In 2015, and just as Norwegian had done in Norway from 2013, WOW air went intercontinental with flights to the US and Canada, challenging Icelandair with the same basket of low(er) fares, supporting divisions and stopover packages. Its annual passenger capacity more than doubled in 2016 and then increased by 73% in 2017.

CHART - WOW air grew rapidly and supported Iceland's tourism boom, but this rate has proved unsustainable and seen the airline now shrinkCAPA - Centre for Aviation and OAG (Note: 2019 schedules are are at least partly predictive up to 6 months ahead)

But that is where it started to go wrong, and for a variety of reasons. Firstly, Icelandair and WOW air started to compete, where they had previously (within Europe) avoided each other, even flying to the same cities in the US. The search for new routes became desperate and some were taken on that were never going to be sustainable. (Again, a parallel might be drawn with SAS and Norwegian Air).

Things got so bad that in Nov-2018, WOW air announced it would merge with Icelandair with the airlines operating as separate brands, but just over three weeks later Icelandair abandoned the plan. Subsequently, Indigo Partners, which has stakes in other low-cost carriers, reached a preliminary agreement to buy 49% of WOW air on condition of the cancellation of routes, aircraft orders and lease deals, an attempt at sale-and lease back of aircraft, and a wholesale reduction of staff numbers.
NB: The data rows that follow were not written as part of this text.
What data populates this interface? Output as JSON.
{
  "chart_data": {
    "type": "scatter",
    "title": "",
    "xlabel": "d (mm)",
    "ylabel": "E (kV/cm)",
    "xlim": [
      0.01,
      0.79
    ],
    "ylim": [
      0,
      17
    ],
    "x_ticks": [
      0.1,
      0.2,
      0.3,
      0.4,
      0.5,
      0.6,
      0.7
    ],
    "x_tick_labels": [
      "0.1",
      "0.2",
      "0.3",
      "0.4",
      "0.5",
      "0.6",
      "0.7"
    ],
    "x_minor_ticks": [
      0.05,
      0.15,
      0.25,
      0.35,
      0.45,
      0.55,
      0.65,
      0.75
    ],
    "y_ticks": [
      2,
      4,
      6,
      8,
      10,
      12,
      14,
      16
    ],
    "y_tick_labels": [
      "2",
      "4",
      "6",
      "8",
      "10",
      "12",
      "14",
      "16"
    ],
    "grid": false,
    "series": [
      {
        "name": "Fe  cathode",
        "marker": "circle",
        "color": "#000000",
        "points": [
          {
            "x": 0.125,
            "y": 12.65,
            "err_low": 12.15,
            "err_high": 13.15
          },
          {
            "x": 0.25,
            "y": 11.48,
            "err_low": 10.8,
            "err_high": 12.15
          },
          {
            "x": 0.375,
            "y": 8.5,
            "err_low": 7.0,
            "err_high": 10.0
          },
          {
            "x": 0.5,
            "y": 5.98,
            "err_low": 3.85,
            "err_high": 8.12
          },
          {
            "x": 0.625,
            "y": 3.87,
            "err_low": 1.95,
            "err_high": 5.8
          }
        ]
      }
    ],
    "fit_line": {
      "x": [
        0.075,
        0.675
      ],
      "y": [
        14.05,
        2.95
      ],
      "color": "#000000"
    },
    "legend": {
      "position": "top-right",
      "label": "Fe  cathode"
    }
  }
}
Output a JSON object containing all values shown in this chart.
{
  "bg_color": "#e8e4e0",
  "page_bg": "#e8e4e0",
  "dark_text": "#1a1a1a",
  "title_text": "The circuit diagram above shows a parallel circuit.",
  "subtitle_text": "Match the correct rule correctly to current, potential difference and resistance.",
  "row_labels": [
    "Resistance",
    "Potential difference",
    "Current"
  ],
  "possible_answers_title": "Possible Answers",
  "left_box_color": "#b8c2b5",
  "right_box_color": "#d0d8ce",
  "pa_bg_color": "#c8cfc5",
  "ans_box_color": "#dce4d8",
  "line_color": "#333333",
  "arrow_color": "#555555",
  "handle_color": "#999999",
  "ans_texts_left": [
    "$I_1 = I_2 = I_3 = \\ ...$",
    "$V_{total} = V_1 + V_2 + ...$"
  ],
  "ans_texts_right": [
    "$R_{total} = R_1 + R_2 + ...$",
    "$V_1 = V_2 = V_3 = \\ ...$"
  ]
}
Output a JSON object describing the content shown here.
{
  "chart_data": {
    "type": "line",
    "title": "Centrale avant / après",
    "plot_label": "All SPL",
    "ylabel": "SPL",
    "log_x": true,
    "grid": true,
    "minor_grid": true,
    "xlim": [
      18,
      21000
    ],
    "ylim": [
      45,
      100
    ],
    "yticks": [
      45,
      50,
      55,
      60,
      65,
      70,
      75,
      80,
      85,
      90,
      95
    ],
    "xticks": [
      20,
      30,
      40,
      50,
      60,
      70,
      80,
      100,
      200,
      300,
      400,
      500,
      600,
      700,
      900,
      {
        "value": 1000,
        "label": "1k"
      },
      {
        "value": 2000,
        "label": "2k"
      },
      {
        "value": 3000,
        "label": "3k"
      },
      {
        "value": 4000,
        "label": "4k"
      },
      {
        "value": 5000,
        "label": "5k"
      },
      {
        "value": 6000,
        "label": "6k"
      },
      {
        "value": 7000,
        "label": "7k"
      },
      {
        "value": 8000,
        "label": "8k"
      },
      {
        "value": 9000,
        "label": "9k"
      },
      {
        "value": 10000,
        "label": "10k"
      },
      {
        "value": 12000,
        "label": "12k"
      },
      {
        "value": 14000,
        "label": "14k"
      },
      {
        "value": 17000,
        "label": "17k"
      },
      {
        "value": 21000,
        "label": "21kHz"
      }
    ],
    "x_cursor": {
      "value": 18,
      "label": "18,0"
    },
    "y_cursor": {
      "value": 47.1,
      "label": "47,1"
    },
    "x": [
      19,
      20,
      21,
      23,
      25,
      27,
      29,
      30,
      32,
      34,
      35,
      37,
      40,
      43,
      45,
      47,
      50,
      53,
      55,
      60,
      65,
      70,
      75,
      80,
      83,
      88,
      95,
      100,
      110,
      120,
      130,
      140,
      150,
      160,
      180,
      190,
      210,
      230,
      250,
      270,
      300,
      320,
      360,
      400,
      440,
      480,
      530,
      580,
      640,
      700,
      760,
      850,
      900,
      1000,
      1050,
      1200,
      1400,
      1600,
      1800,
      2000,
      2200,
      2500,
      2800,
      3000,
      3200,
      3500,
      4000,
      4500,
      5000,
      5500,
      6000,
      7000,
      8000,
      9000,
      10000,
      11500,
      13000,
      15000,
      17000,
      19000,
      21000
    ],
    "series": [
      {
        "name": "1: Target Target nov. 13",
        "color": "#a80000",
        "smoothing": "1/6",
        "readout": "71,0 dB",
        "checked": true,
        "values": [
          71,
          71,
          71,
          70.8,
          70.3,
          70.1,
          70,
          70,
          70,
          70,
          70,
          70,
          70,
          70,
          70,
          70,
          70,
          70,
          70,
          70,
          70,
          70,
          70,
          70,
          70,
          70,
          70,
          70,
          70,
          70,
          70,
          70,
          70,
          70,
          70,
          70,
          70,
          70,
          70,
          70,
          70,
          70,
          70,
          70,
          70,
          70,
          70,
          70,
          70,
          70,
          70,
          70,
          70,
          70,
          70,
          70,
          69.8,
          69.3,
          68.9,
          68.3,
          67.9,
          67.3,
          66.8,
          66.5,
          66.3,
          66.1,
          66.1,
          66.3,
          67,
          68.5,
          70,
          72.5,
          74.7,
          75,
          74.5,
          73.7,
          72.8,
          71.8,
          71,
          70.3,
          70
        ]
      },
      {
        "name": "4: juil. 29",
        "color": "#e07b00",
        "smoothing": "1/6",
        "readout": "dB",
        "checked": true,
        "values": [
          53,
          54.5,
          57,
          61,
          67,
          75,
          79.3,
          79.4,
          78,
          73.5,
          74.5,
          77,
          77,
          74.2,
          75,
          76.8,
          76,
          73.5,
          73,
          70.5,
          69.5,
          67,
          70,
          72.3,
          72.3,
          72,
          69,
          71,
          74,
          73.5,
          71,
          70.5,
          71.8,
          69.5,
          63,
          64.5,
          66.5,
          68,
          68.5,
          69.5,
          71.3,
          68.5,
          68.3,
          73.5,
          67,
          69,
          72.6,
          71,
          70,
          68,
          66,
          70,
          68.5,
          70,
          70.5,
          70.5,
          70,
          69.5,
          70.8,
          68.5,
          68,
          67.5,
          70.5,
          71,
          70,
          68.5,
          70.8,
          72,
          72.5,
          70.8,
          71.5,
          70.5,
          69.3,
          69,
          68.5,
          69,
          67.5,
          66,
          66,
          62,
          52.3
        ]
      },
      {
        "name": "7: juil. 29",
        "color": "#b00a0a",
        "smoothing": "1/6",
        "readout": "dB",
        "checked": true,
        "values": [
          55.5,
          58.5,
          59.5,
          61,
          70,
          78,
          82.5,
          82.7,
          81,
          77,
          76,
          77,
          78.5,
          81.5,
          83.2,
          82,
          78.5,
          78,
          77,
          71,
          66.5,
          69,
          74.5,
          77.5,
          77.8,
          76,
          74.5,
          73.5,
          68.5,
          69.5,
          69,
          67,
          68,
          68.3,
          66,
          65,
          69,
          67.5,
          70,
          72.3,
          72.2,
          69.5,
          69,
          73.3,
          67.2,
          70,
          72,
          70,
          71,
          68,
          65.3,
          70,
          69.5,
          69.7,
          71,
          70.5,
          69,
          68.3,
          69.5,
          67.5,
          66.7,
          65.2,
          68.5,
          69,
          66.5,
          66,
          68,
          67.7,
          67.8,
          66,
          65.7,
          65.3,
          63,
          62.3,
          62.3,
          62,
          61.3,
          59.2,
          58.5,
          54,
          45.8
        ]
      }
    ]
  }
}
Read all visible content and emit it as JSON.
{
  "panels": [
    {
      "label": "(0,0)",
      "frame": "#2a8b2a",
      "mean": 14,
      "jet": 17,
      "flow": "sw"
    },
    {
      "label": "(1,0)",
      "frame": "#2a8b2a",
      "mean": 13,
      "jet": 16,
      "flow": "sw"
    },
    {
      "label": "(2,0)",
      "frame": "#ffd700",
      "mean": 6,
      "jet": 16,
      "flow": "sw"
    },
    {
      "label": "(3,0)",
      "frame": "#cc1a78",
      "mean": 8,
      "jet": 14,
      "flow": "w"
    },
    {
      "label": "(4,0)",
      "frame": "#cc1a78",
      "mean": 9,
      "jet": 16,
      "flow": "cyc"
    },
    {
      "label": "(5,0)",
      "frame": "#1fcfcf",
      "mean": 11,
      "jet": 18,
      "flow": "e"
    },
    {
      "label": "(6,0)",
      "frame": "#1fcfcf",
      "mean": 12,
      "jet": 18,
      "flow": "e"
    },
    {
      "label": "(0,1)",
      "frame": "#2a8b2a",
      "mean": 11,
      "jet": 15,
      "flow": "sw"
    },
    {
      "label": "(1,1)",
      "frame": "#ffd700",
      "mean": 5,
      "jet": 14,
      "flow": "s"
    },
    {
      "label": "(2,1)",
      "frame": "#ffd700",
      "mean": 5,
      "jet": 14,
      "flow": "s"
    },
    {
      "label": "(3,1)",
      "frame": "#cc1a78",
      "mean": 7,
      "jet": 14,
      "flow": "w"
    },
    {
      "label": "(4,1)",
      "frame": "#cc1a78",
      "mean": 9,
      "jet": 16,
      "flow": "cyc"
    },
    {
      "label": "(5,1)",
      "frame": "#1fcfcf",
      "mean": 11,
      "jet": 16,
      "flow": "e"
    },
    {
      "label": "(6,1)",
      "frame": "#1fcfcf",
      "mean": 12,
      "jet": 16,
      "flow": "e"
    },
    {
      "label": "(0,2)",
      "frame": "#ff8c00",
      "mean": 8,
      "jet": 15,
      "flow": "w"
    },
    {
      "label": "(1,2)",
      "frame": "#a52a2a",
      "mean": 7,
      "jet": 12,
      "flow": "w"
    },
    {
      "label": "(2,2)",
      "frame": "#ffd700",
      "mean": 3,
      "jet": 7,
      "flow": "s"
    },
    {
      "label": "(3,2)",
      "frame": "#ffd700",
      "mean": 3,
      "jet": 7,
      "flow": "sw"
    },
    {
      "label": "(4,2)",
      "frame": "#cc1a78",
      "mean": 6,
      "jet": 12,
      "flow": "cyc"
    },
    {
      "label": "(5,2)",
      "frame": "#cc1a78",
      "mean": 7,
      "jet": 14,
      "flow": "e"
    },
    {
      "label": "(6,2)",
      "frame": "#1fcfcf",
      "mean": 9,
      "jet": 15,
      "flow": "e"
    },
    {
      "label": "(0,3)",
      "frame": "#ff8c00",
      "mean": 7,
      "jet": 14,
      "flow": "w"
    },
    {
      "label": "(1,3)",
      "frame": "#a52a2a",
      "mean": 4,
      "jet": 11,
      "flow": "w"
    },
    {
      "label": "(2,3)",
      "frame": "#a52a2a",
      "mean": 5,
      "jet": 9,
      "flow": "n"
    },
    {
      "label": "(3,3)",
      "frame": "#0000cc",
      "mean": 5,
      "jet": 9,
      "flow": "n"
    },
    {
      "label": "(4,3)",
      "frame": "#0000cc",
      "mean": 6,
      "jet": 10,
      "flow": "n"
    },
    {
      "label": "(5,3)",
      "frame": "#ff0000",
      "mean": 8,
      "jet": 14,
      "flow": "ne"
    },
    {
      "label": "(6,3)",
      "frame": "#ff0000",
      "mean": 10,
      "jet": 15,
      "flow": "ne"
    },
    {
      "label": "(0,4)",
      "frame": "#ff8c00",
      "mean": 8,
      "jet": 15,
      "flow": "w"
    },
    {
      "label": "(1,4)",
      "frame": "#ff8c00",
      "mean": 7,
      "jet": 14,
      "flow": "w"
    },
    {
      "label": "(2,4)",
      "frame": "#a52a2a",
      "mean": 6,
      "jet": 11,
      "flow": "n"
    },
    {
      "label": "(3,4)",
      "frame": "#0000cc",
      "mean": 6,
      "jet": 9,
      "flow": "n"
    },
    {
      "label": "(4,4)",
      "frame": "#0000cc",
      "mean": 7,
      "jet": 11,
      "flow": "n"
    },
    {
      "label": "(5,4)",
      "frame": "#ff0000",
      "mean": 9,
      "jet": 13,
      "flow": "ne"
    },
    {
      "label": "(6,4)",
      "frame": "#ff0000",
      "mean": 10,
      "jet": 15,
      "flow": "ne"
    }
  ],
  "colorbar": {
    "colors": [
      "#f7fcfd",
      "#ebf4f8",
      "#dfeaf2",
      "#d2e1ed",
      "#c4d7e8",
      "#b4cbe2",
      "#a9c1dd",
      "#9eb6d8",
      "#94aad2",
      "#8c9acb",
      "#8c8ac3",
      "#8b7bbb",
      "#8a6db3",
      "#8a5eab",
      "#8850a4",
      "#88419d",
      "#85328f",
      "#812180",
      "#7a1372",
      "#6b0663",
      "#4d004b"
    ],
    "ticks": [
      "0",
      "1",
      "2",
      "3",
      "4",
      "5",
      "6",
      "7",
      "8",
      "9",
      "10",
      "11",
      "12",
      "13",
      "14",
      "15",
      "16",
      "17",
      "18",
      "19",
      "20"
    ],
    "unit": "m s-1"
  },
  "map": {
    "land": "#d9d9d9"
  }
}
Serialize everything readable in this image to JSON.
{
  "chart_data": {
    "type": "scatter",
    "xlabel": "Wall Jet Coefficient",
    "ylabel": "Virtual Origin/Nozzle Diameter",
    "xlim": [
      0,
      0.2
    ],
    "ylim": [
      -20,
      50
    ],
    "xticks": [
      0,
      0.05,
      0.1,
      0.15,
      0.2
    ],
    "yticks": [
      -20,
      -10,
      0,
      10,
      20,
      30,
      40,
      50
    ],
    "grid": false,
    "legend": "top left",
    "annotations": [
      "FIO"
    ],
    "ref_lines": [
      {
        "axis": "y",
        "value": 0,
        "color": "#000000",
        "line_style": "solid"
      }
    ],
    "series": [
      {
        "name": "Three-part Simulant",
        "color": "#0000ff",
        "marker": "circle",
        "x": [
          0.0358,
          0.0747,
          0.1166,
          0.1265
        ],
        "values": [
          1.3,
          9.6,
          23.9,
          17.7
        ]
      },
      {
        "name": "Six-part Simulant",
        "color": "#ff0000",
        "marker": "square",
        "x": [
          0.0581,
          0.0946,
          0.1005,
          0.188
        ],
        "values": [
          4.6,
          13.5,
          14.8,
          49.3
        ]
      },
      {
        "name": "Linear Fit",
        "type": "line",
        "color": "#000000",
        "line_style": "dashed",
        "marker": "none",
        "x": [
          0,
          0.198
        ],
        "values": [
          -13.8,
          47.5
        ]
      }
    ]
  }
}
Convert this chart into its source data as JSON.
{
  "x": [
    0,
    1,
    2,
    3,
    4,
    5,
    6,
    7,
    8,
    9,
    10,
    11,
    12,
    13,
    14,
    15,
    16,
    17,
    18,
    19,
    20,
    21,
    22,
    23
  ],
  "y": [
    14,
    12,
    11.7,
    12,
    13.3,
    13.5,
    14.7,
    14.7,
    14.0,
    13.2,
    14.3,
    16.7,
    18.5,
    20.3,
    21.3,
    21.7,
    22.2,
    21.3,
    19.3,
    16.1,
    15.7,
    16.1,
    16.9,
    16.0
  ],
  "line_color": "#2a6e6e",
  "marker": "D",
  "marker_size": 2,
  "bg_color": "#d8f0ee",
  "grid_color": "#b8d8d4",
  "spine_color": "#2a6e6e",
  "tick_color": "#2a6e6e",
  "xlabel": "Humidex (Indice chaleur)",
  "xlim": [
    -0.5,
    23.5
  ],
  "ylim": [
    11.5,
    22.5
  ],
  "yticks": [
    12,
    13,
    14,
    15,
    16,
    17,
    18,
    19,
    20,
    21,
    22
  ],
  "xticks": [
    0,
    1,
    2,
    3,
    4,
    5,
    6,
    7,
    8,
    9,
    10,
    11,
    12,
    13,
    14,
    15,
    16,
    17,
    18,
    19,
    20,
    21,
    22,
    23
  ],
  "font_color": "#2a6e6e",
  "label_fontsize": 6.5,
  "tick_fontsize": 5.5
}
Icelandair also began to adjust its business planning, suspending routes. Both carriers were impacted by the rise in the price of oil in 2018 and both reported heavy losses during 2018. Of course many other carriers now operate into Keflavik, from Europe and North America but this week's schedules (w'c 11-Feb-2019) show Icelandair and WOW air still jointly account for over 82% of capacity. On that basis, Isavia's forecasts begin to make sense.

But there are other reasons for Isavia to fear 2019. When the merger between Icelandair and WOW air was announced The Blue Swan Daily speculated on the outcome highlighting a lack of accommodation in some parts of the country and overcrowding at the main tourist sites, which is contrary to the Icelandic ethos of environmentalism, among the concerns. Critically, visitor costs have started to rise again. While the value of the króna has depreciated on occasions during 2017 and 2018 a recurring high exchange rate has led to tourists taking shorter trips.

https://corporatetravelcommunity.com/the-icelandair-and-wow-air-merger-could-have-a-big-impact-on-keflavik-airport/

Setting aside these issues within the country one possible saviour could be visitors from the east. That after all is where the increases are coming from, albeit from a small base. In 2018, while visitors from the UK declined by 7.6% and from Sweden by 12.3%, those from China increased by 4.1% with a big surge in December.

But such eastern routes would lack sixth freedom potential and the seamless North America - Europe rotations cannot be replicated on a Europe-Asia basis. WOW air commenced a Delhi-Keflavik service with onward connections to the U.S. on 06-Dec-2018 and suspended it on 20-Jan-2019 owing to its own troubles.